De l’école de la confiance à l’épreuve du Covid

De l’école de la confiance à l’épreuve du Covid

Ou comment rendre les gens fous à force d’injonctions contradictoires !

La « nécessaire » reprise de l’école a été exemplaire du mode de fonctionnement du gouvernement dans cette crise. Approximations, injonctions contradictoires, mensonges.
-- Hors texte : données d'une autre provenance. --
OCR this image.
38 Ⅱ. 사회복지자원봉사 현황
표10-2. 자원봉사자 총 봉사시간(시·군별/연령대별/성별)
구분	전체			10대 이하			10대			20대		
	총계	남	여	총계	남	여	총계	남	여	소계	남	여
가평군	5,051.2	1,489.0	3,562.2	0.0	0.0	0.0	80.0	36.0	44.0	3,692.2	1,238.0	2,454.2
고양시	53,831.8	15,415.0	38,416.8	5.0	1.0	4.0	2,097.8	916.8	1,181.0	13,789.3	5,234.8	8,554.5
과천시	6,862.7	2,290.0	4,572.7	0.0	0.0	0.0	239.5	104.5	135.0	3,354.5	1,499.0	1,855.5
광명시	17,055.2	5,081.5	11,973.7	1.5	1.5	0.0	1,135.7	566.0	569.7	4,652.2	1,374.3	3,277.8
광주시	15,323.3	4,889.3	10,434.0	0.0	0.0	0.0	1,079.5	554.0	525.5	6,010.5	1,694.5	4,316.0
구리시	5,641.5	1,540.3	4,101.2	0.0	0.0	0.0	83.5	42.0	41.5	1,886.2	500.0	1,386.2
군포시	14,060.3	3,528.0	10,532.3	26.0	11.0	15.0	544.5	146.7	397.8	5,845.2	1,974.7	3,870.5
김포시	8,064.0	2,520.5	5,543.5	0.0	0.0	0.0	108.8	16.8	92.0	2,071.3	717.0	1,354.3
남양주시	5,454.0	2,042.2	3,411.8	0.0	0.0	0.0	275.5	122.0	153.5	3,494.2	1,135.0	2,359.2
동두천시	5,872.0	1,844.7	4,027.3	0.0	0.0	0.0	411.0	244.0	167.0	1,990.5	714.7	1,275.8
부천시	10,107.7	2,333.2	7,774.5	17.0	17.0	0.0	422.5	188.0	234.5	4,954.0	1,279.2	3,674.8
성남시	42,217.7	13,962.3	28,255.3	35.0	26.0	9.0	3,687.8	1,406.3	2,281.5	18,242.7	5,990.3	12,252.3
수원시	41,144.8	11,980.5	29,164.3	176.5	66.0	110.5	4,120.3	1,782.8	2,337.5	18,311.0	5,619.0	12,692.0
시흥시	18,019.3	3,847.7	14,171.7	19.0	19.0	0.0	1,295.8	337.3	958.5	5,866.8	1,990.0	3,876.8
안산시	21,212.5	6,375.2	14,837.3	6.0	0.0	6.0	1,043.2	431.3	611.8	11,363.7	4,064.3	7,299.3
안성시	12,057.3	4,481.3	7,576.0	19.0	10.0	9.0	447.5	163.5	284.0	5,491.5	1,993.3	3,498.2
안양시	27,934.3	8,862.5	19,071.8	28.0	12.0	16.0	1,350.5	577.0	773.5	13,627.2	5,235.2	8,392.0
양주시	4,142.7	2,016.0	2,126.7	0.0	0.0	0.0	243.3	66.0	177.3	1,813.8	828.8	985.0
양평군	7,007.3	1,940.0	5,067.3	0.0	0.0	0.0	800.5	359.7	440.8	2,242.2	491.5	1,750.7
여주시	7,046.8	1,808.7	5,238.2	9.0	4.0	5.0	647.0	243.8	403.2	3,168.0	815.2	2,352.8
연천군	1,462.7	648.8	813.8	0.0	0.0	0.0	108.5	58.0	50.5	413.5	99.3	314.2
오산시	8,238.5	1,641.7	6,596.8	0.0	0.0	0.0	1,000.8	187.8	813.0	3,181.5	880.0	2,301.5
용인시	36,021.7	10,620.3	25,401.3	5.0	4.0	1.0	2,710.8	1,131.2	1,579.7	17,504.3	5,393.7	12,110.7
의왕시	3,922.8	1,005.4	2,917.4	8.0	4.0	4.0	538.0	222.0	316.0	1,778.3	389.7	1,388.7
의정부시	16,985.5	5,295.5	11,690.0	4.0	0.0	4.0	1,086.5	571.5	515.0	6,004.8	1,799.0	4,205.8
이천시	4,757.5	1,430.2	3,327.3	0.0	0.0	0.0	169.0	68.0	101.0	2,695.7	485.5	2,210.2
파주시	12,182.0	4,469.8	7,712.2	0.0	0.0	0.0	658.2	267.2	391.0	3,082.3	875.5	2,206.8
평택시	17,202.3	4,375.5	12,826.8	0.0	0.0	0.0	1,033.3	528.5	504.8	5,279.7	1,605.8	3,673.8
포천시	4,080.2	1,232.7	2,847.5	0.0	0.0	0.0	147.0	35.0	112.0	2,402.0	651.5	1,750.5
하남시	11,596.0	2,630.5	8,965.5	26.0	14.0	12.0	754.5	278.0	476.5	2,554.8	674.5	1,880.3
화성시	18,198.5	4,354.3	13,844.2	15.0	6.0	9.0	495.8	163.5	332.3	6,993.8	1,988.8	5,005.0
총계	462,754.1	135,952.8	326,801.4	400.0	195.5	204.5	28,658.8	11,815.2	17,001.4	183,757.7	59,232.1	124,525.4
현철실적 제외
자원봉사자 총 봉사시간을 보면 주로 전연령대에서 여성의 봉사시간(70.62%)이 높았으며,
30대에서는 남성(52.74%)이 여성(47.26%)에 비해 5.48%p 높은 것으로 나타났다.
Aux différents échelons, la personnalité des petit-e-s ou grand-e-s chef-fe-s, interprétant librement des textes flous …ou pas, s’est révélée.

A
u bout de la chaîne, les enseignant-e-s du primaire, les seul-e-s à avoir fait leur rentrée le jour où j’écris, et ces métiers mal connus des AVS, AESH (qui accompagnent les enfants à handicap, handicap souvent comportemental) des ATSEM, personnel communal qui œuvre en maternelle aux côtés des enseignants. À chaque instant les médias, et même les panneaux d’autoroute vous informent sur les gestes barrières, le virus toujours présent etc. …et vous apprenez qu’en France, ce sont les élèves les plus jeunes qui vont connaître les premiers les joies du déconfinement et de la Rentrée. Il faut sauver les décrocheurs, les enfants battus, les enfants confinés dans des espaces étriqués, ceux à qui la cantine fournissait le seul vrai repas.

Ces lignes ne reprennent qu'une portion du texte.